Tunia zdrówka dla Twojej rodziny życzę.
 
reklama
Pomóżcie - Mąż mi zwrócił uwagę, że Frankowi od paru dni nie da się odciągnąć napletka. Ja tego nigdy nie robiłam, ale Mąż przy myciu leciutko go odciągał.
Co to może być? Iść do lekarza? Mąż twierdzi, że powinniśmy.
Nie ma co panikować. Nie wolno zbyt mocno ingerować w odciąganiu napletka. Delikatnie można podczas kąpieli. Po za tym maleńki otworek będzie widać dopiero za jakiś czas:tak:. Żeby stwierdzić czy to stulejka to jeszcze kupa czasu musi minąć:-D.
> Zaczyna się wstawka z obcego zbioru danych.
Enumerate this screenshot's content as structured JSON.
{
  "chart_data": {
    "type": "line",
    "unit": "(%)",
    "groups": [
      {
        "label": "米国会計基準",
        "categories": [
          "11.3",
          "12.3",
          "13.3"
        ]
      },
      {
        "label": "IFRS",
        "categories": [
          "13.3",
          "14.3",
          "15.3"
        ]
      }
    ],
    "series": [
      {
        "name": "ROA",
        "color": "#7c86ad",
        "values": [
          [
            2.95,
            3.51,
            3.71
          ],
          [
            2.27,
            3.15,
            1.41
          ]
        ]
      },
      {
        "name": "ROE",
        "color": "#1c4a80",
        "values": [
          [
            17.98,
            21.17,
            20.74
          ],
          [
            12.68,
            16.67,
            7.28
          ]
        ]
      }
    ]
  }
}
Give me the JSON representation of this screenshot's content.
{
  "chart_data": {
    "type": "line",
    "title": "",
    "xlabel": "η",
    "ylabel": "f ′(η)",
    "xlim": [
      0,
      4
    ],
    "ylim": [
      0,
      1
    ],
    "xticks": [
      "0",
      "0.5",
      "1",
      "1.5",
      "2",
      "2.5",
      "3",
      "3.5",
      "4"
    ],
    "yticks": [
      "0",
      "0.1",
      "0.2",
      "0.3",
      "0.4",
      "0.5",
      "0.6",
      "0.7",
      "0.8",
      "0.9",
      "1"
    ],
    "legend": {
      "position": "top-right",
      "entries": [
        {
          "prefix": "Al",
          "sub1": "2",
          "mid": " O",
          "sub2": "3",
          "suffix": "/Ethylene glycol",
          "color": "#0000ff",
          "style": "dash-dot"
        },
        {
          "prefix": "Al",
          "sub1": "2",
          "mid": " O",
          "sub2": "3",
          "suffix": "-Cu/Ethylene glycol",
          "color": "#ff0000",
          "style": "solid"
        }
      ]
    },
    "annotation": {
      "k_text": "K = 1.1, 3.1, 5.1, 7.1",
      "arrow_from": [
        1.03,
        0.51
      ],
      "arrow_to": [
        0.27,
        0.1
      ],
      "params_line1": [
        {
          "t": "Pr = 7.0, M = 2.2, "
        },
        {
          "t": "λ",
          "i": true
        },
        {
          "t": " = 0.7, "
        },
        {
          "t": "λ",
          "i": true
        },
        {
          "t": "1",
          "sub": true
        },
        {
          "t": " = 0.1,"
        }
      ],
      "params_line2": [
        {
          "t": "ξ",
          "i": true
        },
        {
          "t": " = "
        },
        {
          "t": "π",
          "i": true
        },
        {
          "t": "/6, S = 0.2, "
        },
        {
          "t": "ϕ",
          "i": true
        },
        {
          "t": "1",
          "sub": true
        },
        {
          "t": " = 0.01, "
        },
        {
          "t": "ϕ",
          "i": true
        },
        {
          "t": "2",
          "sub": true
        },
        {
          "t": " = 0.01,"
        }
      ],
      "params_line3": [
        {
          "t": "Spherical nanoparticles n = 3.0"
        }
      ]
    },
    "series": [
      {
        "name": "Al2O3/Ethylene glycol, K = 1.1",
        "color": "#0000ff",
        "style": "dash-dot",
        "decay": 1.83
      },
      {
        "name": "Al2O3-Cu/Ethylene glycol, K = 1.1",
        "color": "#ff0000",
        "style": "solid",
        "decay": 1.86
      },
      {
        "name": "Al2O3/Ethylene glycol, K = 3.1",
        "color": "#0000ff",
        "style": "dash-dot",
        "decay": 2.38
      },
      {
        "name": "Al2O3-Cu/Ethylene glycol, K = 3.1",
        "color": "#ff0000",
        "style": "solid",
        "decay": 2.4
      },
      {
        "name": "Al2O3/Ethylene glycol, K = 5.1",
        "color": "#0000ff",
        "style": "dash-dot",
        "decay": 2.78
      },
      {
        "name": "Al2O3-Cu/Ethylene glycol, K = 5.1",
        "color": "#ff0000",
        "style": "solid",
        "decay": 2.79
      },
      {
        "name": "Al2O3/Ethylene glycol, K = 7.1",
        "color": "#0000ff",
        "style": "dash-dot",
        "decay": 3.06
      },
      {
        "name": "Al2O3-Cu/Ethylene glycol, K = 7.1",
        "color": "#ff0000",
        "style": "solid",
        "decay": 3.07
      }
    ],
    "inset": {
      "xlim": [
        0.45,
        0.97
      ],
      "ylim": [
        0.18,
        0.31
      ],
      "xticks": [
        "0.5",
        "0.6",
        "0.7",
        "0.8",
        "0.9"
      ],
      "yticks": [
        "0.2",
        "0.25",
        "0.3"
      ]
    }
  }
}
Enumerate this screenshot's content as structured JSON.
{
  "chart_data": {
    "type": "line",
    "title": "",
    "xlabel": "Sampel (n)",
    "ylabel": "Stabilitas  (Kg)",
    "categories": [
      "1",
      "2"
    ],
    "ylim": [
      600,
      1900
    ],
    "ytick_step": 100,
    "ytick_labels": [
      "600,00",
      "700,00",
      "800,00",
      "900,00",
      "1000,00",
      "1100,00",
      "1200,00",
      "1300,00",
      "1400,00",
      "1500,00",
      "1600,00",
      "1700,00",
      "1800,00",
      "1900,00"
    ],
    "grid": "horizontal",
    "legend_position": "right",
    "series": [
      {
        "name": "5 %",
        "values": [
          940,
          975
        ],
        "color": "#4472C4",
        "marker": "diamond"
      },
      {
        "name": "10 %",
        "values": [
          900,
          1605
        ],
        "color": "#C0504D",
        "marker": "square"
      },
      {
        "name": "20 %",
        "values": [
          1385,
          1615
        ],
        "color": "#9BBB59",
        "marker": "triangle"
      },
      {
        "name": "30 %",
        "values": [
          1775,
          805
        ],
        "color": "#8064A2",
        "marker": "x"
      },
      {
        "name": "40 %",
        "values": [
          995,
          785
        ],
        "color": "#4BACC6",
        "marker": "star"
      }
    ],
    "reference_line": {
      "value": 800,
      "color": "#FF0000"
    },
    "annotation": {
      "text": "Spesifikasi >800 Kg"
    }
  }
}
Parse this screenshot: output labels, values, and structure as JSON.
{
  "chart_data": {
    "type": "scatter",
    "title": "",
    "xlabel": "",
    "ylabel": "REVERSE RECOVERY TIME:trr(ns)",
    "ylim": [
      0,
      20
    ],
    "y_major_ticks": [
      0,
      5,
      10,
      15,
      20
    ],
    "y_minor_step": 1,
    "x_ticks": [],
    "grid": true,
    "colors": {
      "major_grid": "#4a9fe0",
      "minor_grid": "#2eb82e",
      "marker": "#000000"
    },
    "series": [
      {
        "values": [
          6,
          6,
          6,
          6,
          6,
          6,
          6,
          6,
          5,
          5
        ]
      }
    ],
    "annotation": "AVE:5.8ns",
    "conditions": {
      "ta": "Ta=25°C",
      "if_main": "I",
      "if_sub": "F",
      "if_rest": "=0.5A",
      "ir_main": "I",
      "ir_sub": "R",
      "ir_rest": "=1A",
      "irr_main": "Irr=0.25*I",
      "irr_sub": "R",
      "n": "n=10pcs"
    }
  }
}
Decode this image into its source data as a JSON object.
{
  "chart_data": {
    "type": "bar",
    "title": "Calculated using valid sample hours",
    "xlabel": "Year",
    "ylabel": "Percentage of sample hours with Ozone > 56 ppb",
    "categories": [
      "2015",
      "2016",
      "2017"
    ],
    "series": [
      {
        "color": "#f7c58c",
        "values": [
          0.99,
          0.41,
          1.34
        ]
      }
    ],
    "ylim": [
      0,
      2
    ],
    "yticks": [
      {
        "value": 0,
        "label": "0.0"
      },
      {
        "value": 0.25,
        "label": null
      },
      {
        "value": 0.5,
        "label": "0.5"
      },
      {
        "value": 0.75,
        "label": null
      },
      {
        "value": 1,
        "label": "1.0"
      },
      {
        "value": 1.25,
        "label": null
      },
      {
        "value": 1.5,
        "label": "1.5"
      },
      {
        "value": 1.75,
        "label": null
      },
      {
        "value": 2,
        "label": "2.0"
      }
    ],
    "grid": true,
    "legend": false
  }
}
Ja bym to skonsultowała przy najbliższej okazji wizyty u lekarza ale specjalnie z tym bym nie szła.:no:
A czy mieliście okazję widzieć jak Franek robi siu siu? Przy stulejce często robi się taki bąbelek z moczu pod napletkiem i ciśnienie jest słabsze, często też strumień leci w jeden lub drugi bok.
Nam też lekarz sugerował, że jest wąziutko, ale jak opisałam jaki wystrzał ma z moczem to stwierdził, że nie ma problemu:-D.